Roberts matched into a highly-acclaimed urology residency program at Penn State Health Milton S. Hershey Medical Center in Pennsylvania last month—an accomplishment considering nearly 25% of candidates did not match, according to the Society of American Urologists.

Kenneth Berger, JD, MD, who has served as faculty lead for urology since the college’s inception, has been Roberts’ mentor over the course of her journey in the MD program. Dr. Berger, also a member of the faculty in Tri-Cities, practices urologic surgery and serves as the chief medical officer at Tri-State Health in rural Clarkston, Washington. He noted he would be thrilled to hire Roberts after her training, delivering on the college’s mission to train more doctors to serving Washington communities.

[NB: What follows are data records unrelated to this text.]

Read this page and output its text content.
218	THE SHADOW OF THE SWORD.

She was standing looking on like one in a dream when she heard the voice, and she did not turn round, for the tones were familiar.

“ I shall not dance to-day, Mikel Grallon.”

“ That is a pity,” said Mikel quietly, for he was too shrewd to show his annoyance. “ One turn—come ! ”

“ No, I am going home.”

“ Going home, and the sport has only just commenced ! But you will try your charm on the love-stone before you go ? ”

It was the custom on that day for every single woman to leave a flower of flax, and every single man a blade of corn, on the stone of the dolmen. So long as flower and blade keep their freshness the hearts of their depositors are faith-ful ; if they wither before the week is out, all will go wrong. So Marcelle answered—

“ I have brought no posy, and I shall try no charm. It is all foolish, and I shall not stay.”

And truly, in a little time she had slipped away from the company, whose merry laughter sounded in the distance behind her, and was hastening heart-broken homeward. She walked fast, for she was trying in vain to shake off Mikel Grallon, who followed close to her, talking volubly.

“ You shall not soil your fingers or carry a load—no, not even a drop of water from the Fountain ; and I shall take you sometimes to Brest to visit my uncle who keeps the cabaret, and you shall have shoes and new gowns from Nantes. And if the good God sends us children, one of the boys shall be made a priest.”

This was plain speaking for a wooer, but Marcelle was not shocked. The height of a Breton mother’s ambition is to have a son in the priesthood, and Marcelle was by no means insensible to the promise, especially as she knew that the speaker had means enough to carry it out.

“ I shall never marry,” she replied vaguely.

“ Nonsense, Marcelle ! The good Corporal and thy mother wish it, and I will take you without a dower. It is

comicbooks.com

Events like this one—a hands-on lab which inspire local youth to consider a career in health care—are vital to improving rural health outcomes in Washington state, notes Tri-Cities surgeon and Vice Chair for Surgery Anjali Kumar, MD, MPH, FACS, FASCRS. Research from the National Institute of Health has shown that middle school (grades 5–8) is considered an ideal time to influence students toward health care careers. It is a critical period for identity formation, allowing students to explore passions before high school pressures.

Introducing options early helps bridge STEM knowledge gaps and recruit students from a variety of backgrounds into health care. NIH research also shows that health care students with rural backgrounds are roughly twice as likely to return to and practice in a rural setting compared to their urban-raised peers. Their upbringing and rural training experiences are the strongest predictors for long-term rural retention.

At the lab, Dr. Straub figured she’d be teaching kids about anatomy and physiology. The children were engaged and profound.

“Why do we have hearts?” Straub asked. A little boy replied, “Without a heart, we won’t know how to love.”